People with this disorder have the following symptoms:
- anxiety ; anguish,
- Accelerated heartbeat
- Vacuum sensation
Physical, psychological and behavioral consequences
- The acrophobic, like any phobic person, will tend to avoid visiting a monument in height, skiing, hang gliding, parachute but also more everyday situations such as discussions on a terrace for example.
- But acrophobia can even make it impossible to climb a ladder or stool.
- As soon as the possibility of leaving the safety of the ground and feeling the feet release contact with it, acrophobia kicks in and quickly becomes unbearable.
- Physically, acrophobias can develop permanent sensations of imbalance with joint tensions linked to a continuous alertness of their vigilance.
- Acrophobic women can also suffer from agoraphobia (fear of open spaces) or aviophobia ( fear of flying ) and have associated spasmophilic disorders .
- In Alfred Hitchcock’s famous film Vertigo, the hero, ex-cop, Scottie is a victim of acrophobia.
- Lucile is a 25-year-old woman who has suffered from acrophobia for about ten years. Despite the therapeutic work, he cannot get rid of this phobia. Therefore, he has practiced avoidance behaviors that pollute his daily life.
- One day, while taking an elevator to defend himself in Paris, he finds himself in a glass well with the impression that he will crash to the ground. It’s total panic: feeling faint, acute anxiety.
- But in the center of his confusion there is suddenly the image of a cat thrown from a window and crashing to the ground.
- He manages to remember this event from his childhood: he sees his father violently throw his kitten from the top of the second floor.
- She makes the connection. She is that kitten that is going to die crushed! With this “discovery”, he decides to return to therapeutic work.
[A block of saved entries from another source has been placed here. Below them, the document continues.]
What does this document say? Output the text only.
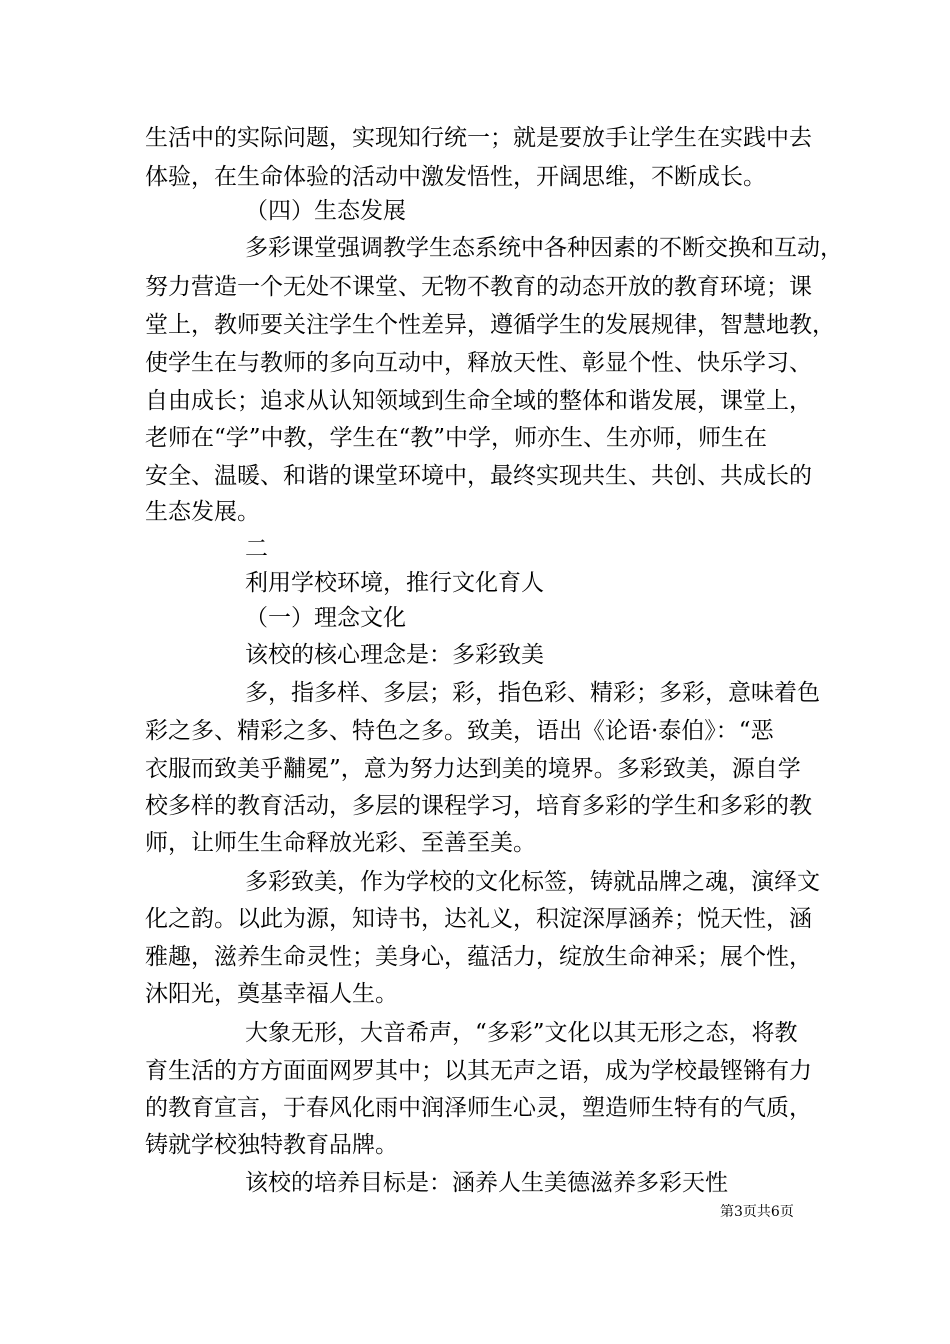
生活中的实际问题，实现知行统一；就是要放手让学生在实践中去

体验，在生命体验的活动中激发悟性，开阔思维，不断成长。

（四）生态发展

多彩课堂强调教学生态系统中各种因素的不断交换和互动，

努力营造一个无处不课堂、无物不教育的动态开放的教育环境；课

堂上，教师要关注学生个性差异，遵循学生的发展规律，智慧地教，

使学生在与教师的多向互动中，释放天性、彰显个性、快乐学习、

自由成长；追求从认知领域到生命全域的整体和谐发展，课堂上，

老师在“学”中教，学生在“教”中学，师亦生、生亦师，师生在

安全、温暖、和谐的课堂环境中，最终实现共生、共创、共成长的

生态发展。

二

利用学校环境，推行文化育人

（一）理念文化

该校的核心理念是：多彩致美

多，指多样、多层；彩，指色彩、精彩；多彩，意味着色

彩之多、精彩之多、特色之多。致美，语出《论语·泰伯》：“恶

衣服而致美乎黼冕”，意为努力达到美的境界。多彩致美，源自学

校多样的教育活动，多层的课程学习，培育多彩的学生和多彩的教

师，让师生生命释放光彩、至善至美。

多彩致美，作为学校的文化标签，铸就品牌之魂，演绎文

化之韵。以此为源，知诗书，达礼义，积淀深厚涵养；悦天性，涵

雅趣，滋养生命灵性；美身心，蕴活力，绽放生命神采；展个性，

沐阳光，奠基幸福人生。

大象无形，大音希声，“多彩”文化以其无形之态，将教

育生活的方方面面网罗其中；以其无声之语，成为学校最铿锵有力

的教育宣言，于春风化雨中润泽师生心灵，塑造师生特有的气质，

铸就学校独特教育品牌。

该校的培养目标是：涵养人生美德滋养多彩天性

第3页共6页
Phobias associated with acrophobia
- Fear of altitude: altphobia
- Fear of the mountains, sloping places: orophobia
- Fear of climbing high: cataphobia
- Fear of emptiness: bathmophobia, kenophobia
- Fear of cliffs: cremophobia
- Fear of crossing bridges: gephyrophobia
You could also read: Fear of Water: Definition, Symptoms, Causes, Treatment
Treatments for acrophobia
- Cognitive-behavioral approaches are very effective against phobias in general and against phobias in particular.
- Psychotherapy is also recommended to cure acrophobia.
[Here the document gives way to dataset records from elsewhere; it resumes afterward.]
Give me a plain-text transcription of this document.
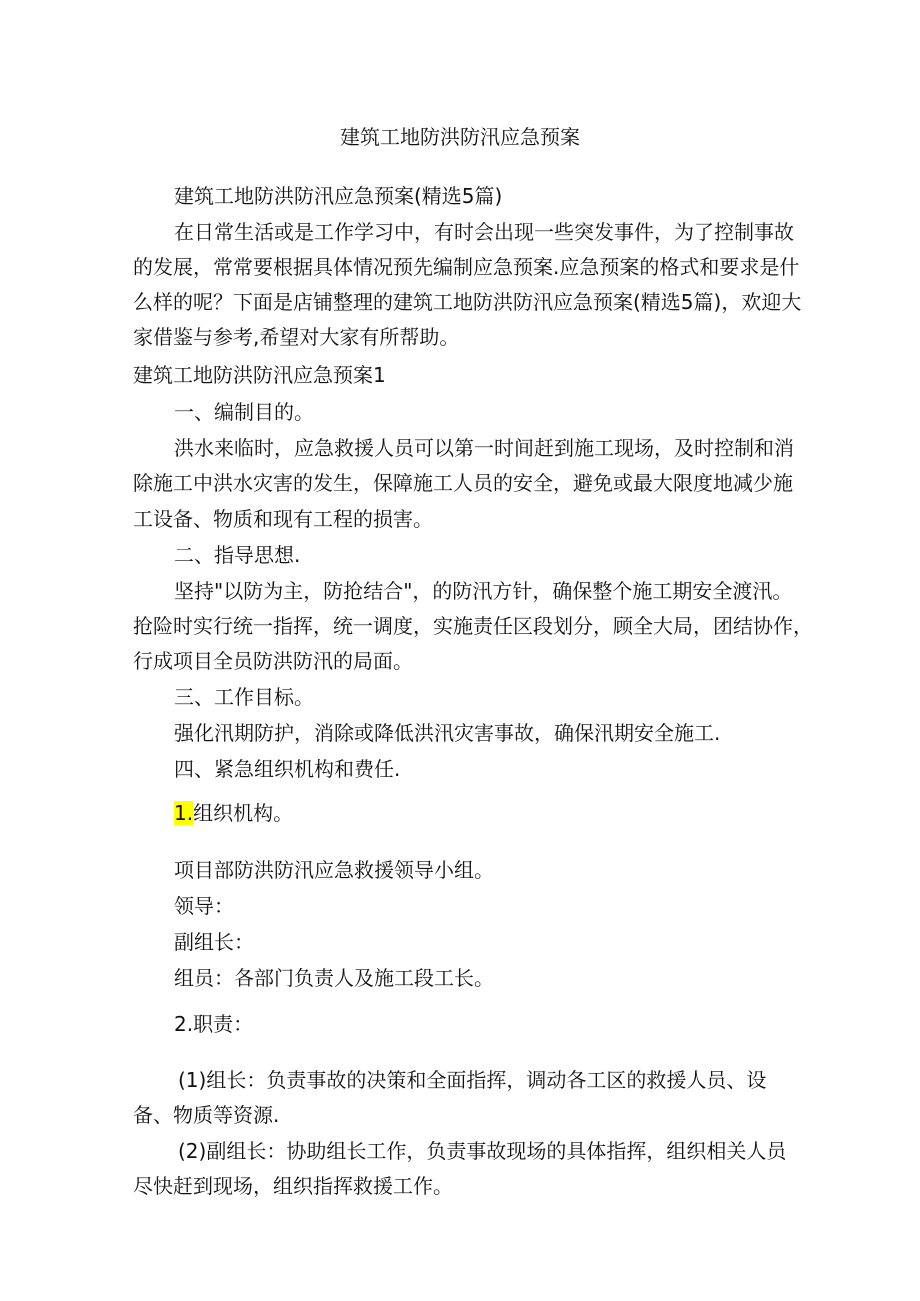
建筑工地防洪防汛应急预案
建筑工地防洪防汛应急预案(精选5篇)
在日常生活或是工作学习中，有时会出现一些突发事件，为了控制事故
的发展，常常要根据具体情况预先编制应急预案.应急预案的格式和要求是什
么样的呢？下面是店铺整理的建筑工地防洪防汛应急预案(精选5篇)，欢迎大
家借鉴与参考,希望对大家有所帮助。
建筑工地防洪防汛应急预案1
一、编制目的。
洪水来临时，应急救援人员可以第一时间赶到施工现场，及时控制和消
除施工中洪水灾害的发生，保障施工人员的安全，避免或最大限度地减少施
工设备、物质和现有工程的损害。
二、指导思想.
坚持"以防为主，防抢结合"，的防汛方针，确保整个施工期安全渡汛。
抢险时实行统一指挥，统一调度，实施责任区段划分，顾全大局，团结协作，
行成项目全员防洪防汛的局面。
三、工作目标。
强化汛期防护，消除或降低洪汛灾害事故，确保汛期安全施工.
四、紧急组织机构和费任.
1.组织机构。
项目部防洪防汛应急救援领导小组。
领导：
副组长：
组员：各部门负责人及施工段工长。
2.职责：
(1)组长：负责事故的决策和全面指挥，调动各工区的救援人员、设
备、物质等资源.
(2)副组长：协助组长工作，负责事故现场的具体指挥，组织相关人员
尽快赶到现场，组织指挥救援工作。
- It allows to return to the source of the trauma and help the subject to find simple cognitive means to relativize and de-dramatize phobogenic situations (potential source of phobic activation).
Hello, how are you? My name is Georgia Tarrant, and I am a clinical psychologist. In everyday life, professional obligations seem to predominate over our personal life. It's as if work takes up more and more of the time we'd love to devote to our love life, our family, or even a moment of leisure.